We carved out our careers and moved into full adulthood together in our twenties.

We created a family and built a home together in our thirties.

We entered our forties together and after a few years, I fell apart. But he did not and it didn't seem fair. I thought we were in this together.

I began to toss and turn at night and wake up in sweat while he peacefully snored beside me.

I began to face the reality that I had to let go of my babies because somehow, they grew up.  It was not easy letting go and I struggled. And since my husband was just as involved in raising our children as I was, I assumed that he was struggling too.

"Aren't you sad that the kids aren't little anymore?" I would ask.

"Not all all," he would say. "Those were great times but now they are older and these are good times too."

I was sure he was in denial , so I found old photos of the kids when they were small and adorable and held them up close to his face.

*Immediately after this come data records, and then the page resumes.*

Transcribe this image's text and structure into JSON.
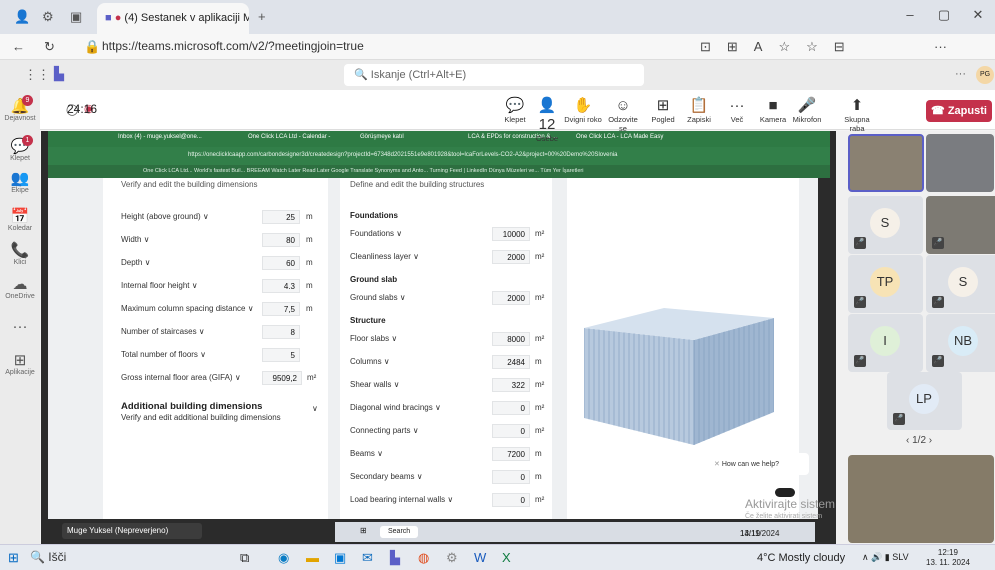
{
  "browser": {
    "tab_title": "(4) Sestanek v aplikaciji Micr",
    "url": "https://teams.microsoft.com/v2/?meetingjoin=true"
  },
  "teams": {
    "search_placeholder": "Iskanje (Ctrl+Alt+E)",
    "time": "24:16",
    "rail": [
      {
        "label": "Dejavnost",
        "glyph": "🔔",
        "badge": "9"
      },
      {
        "label": "Klepet",
        "glyph": "💬",
        "badge": "1"
      },
      {
        "label": "Ekipe",
        "glyph": "👥"
      },
      {
        "label": "Koledar",
        "glyph": "📅"
      },
      {
        "label": "Klici",
        "glyph": "📞"
      },
      {
        "label": "OneDrive",
        "glyph": "☁"
      },
      {
        "label": "",
        "glyph": "···"
      },
      {
        "label": "Aplikacije",
        "glyph": "⊞"
      }
    ],
    "controls": [
      {
        "label": "Klepet",
        "glyph": "💬"
      },
      {
        "label": "Osebe",
        "glyph": "👤",
        "count": "12"
      },
      {
        "label": "Dvigni roko",
        "glyph": "✋"
      },
      {
        "label": "Odzovite se",
        "glyph": "☺"
      },
      {
        "label": "Pogled",
        "glyph": "⊞"
      },
      {
        "label": "Zapiski",
        "glyph": "📋"
      },
      {
        "label": "Več",
        "glyph": "···"
      },
      {
        "label": "Kamera",
        "glyph": "■"
      },
      {
        "label": "Mikrofon",
        "glyph": "🎤"
      },
      {
        "label": "Skupna raba",
        "glyph": "⬆"
      }
    ],
    "leave": "Zapusti"
  },
  "shared": {
    "tabs": [
      "Inbox (4) - muge.yuksel@one...",
      "One Click LCA Ltd - Calendar -",
      "Görüşmeye katıl",
      "LCA & EPDs for construction & ...",
      "One Click LCA - LCA Made Easy"
    ],
    "url": "https://oneclicklcaapp.com/carbondesigner3d/createdesign?projectId=67348d2021551e9e801928&tool=lcaForLevels-CO2-A2&project=00%20Demo%20Slovenia",
    "bookmarks": "One Click LCA Ltd...   World's fastest Buil...   BREEAM   Watch Later   Read Later   Google Translate   Synonyms and Anto...   Turning   Feed | LinkedIn   Dünya Müzeleri ve...   Tüm Yer İşaretleri",
    "col1": {
      "header": "Verify and edit the building dimensions",
      "rows": [
        {
          "label": "Height (above ground) ∨",
          "value": "25",
          "unit": "m"
        },
        {
          "label": "Width ∨",
          "value": "80",
          "unit": "m"
        },
        {
          "label": "Depth ∨",
          "value": "60",
          "unit": "m"
        },
        {
          "label": "Internal floor height ∨",
          "value": "4.3",
          "unit": "m"
        },
        {
          "label": "Maximum column spacing distance ∨",
          "value": "7,5",
          "unit": "m"
        },
        {
          "label": "Number of staircases ∨",
          "value": "8",
          "unit": ""
        },
        {
          "label": "Total number of floors ∨",
          "value": "5",
          "unit": ""
        },
        {
          "label": "Gross internal floor area (GIFA) ∨",
          "value": "9509,2",
          "unit": "m²"
        }
      ],
      "additional_title": "Additional building dimensions",
      "additional_sub": "Verify and edit additional building dimensions"
    },
    "col2": {
      "header": "Define and edit the building structures",
      "sections": [
        {
          "title": "Foundations",
          "rows": [
            {
              "label": "Foundations ∨",
              "value": "10000",
              "unit": "m²"
            },
            {
              "label": "Cleanliness layer ∨",
              "value": "2000",
              "unit": "m²"
            }
          ]
        },
        {
          "title": "Ground slab",
          "rows": [
            {
              "label": "Ground slabs ∨",
              "value": "2000",
              "unit": "m²"
            }
          ]
        },
        {
          "title": "Structure",
          "rows": [
            {
              "label": "Floor slabs ∨",
              "value": "8000",
              "unit": "m²"
            },
            {
              "label": "Columns ∨",
              "value": "2484",
              "unit": "m"
            },
            {
              "label": "Shear walls ∨",
              "value": "322",
              "unit": "m²"
            },
            {
              "label": "Diagonal wind bracings ∨",
              "value": "0",
              "unit": "m²"
            },
            {
              "label": "Connecting parts ∨",
              "value": "0",
              "unit": "m²"
            },
            {
              "label": "Beams ∨",
              "value": "7200",
              "unit": "m"
            },
            {
              "label": "Secondary beams ∨",
              "value": "0",
              "unit": "m"
            },
            {
              "label": "Load bearing internal walls ∨",
              "value": "0",
              "unit": "m²"
            }
          ]
        }
      ]
    },
    "chat": "How can we help?",
    "watermark": "Aktivirajte sistem",
    "watermark_sub": "Če želite aktivirati sistem",
    "presenter": "Muge Yuksel (Nepreverjeno)",
    "inner_search": "Search",
    "inner_time": "14:19",
    "inner_date": "13/11/2024"
  },
  "participants": [
    "S",
    "TP",
    "S",
    "I",
    "NB",
    "LP"
  ],
  "pager": "1/2",
  "taskbar": {
    "search": "Išči",
    "weather": "4°C Mostly cloudy",
    "lang": "SLV",
    "time": "12:19",
    "date": "13. 11. 2024"
  }
}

"Look," I'd plead, "doesn't it just kill you that those days are gone?"  But he would only smile and say, "Nah, those were fun days but now we've just moved on to different days. You know, circle of life and all that stuff." He was taking it all in stride and it was maddening.

I began to count the number of grey hairs on my head and I noticed that my husband didn't have any. Not one. As I increased the number of highlights in my hair, he combed through the same thick, dark hair he's had since he was 21.

I didn't like this solo trip. But things are looking up now that we are in our fifties.

My husband has grown a beard.  A crazy, woolly, middle-aged , grey beard.

Thank you, honey. I'm so glad we are in this together.